Armenian law requires virtually all men aged between 18 and 27 to serve in the armed forces for two years. A Defense Ministry bill circulated last month would shorten this period to just four and a half months for draftees paying the state 24 million drams ($60,000).
Representatives of the country’s leading opposition forces have condemned the proposed arrangement as unfair and dangerous for national security. They have warned of the emergence of a new social division in the country.
Pashinian dismissed the criticism late last week. He said the bill, which has yet to be formally approved by his cabinet, is consistent with his pledges to gradually make the Armenia’s conscription-based military fully “professional.”

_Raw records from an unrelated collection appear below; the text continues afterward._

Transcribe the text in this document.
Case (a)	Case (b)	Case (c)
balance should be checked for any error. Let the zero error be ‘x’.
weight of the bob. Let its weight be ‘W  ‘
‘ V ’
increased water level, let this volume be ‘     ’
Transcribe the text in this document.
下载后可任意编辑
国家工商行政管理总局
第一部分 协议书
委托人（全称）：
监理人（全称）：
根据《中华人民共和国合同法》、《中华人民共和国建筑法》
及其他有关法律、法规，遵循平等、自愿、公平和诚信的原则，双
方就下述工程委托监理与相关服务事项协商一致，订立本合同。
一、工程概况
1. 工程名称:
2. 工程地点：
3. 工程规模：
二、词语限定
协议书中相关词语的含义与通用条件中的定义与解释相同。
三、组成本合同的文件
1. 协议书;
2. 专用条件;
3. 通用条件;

“One gets the impression that before this law everyone served in the military regardless of his social class. Let us confess that at some point only representatives of the socially vulnerable strata served on the frontline.”
“With the money paid by one conscript we would be able to have one or two highly skilled and professional soldiers,” he said.
“There is no bill on 24 million drams, there is a bill on transition to a professional army,” Andranik Kocharian, the chairman of the parliament committee on defense and security, claimed on Monday.
Kocharian could not come up with any estimates of the percentage of conscripts who would likely pay the hefty fee and the number of new contract soldiers that would be attracted with that money.
In an explanatory note attached to the bill, the Defense Ministry said proceeds from this scheme would be used for at least doubling the wages of the Armenian army’s contract soldiers. This, it said, would also make volunteer military service more attractive to other citizens.
Seyran Ohanian, a former defense minister and senior lawmaker from the main opposition Hayastan alliance, again dismissed this line of reasoning. He insisted that pay rises for military personnel could and should be financed from the state budget.
Ohanian also said that Armenia cannot afford such an arrangement given the grave security challenges facing it.
“For example, Israel is a country like ours, surrounded by adversaries,” he told RFE/RL’s Armenian Service. “Why is it that they have full conscription and even draft women?”
“Also, many European countries where [security] issues have emerged of late now want to restore compulsory military service, whereas our authorities want to abolish compulsory service,” argued the retired general.